Dans toutes les époques de l’Histoire, la Santé a toujours été un domaine où s’exerçait ouvertement l’idéologie coloniale, son racisme foncier, et cet ancien hôpital en est une excellente illustration. Construit en 1896 à l’initiative du Dr Albert Plehn, médecin du service de la Santé, et conçu par l’architecte Henri Drees, il reçoit alors le nom le plus prestigieux : Gustav Nachtigal.

Consul itinérant, représentant le Kaiser et le Chancelier Bismarck dans tout le golfe de Guinée, de Calabar au Cap Lopez, Nachtigal avalisa et officialisa les traités de 1884 signés avec les rois Duala, instituant ainsi le Protectorat Allemand. Il avait pris de vitesse le consul britannique Hewett, surnommé Mister Too Late par les Duala, lui aussi venu pour négocier l’implantation britannique, mais arrivé trop tard. Nachtigal fut pour l’Allemagne impériale ce qu’était le consul britannique Beechcraft, au pouvoir victorien, quelques décennies plus tôt dans la baie d’Ambass. Précédant l’installation officielle du premier Gouverneur allemand, von Soden, le bref passage à Kamerunstadt du Dr Max Büchner mettra un terme à l’ambassade extraordinaire de Nachtigal.

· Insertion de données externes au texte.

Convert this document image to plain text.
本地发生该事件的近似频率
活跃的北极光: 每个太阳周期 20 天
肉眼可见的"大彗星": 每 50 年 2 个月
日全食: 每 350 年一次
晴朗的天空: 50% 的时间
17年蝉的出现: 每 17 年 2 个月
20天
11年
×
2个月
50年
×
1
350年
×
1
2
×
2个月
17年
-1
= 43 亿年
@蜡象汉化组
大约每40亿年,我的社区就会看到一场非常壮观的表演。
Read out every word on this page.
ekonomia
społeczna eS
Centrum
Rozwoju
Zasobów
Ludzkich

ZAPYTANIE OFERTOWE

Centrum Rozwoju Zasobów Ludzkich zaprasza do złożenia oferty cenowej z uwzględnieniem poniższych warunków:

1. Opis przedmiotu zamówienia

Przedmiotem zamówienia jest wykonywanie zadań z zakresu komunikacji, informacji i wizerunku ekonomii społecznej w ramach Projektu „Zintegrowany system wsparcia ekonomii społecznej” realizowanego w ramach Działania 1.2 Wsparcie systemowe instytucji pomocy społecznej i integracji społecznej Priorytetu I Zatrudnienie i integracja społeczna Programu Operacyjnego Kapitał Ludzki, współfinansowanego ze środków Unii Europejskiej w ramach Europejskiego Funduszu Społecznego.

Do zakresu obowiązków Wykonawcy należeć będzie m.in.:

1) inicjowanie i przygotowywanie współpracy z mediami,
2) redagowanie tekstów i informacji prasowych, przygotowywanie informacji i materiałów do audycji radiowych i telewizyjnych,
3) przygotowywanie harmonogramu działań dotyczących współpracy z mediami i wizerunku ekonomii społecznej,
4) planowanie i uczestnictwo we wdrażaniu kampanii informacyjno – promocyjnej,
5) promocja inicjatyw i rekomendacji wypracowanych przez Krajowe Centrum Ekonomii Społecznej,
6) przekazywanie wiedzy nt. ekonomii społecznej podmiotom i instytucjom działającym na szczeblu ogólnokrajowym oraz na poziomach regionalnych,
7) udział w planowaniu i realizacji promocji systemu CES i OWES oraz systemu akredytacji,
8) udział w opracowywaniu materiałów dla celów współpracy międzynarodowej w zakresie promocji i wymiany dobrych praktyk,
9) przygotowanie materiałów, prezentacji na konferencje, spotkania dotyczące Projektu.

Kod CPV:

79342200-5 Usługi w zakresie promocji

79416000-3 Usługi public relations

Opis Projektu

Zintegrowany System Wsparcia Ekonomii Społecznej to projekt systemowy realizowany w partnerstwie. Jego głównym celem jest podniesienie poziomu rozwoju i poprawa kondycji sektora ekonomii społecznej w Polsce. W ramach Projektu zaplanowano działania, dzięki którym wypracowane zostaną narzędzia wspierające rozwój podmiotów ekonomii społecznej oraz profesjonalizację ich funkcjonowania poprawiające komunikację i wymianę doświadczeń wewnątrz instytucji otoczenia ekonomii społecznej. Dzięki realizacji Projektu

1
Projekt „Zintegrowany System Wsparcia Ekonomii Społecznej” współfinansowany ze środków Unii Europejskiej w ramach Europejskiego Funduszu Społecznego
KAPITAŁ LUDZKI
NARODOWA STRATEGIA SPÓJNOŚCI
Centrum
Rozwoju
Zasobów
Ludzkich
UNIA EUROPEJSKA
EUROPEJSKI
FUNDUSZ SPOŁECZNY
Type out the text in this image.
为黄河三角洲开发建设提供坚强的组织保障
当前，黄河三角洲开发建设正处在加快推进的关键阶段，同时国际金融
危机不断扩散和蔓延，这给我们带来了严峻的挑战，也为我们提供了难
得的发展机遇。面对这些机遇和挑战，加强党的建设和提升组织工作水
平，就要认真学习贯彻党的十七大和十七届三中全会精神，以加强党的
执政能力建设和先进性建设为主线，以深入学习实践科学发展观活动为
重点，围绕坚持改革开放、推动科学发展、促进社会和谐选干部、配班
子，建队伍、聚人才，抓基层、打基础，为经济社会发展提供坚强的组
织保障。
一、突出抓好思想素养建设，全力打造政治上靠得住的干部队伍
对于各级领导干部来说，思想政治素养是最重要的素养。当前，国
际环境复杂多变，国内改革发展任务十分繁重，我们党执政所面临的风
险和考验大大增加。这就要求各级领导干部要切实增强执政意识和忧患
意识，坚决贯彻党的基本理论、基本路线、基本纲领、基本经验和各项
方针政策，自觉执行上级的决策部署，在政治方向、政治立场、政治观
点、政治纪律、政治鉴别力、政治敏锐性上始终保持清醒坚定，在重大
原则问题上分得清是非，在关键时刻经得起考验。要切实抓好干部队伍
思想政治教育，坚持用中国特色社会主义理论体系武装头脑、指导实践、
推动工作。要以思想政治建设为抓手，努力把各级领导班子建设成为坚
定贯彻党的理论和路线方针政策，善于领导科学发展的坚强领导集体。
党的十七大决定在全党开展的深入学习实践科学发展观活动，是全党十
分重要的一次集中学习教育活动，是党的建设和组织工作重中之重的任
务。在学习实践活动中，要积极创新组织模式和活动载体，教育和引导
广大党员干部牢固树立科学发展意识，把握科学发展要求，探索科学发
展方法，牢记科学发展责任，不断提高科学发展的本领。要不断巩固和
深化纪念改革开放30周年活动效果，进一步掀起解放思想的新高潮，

Réservé aux Européens uniquement et de dimensions monumentales pour l’époque, ce bâtiment fut repris et agrandi au double sous le mandat français, en 1930. La même année vit la construction de l’hôpital Laquintinie pour les indigènes, dans une logique de séparation des communautés qui remonte à l’idée allemande de la Freie Zone et que l’administration française reprenait à son compte.

Arrivé en 1916 dans une ville encore germanophone et alité, Louis-Ferdinand Céline, auteur du célèbre Voyage au bout de la nuit, dépeint dans un passage inoubliable de son roman-culte, son séjour dans cet hôpital. Lequel prendra, l’indépendance venue, l’appellation Hôpital Général.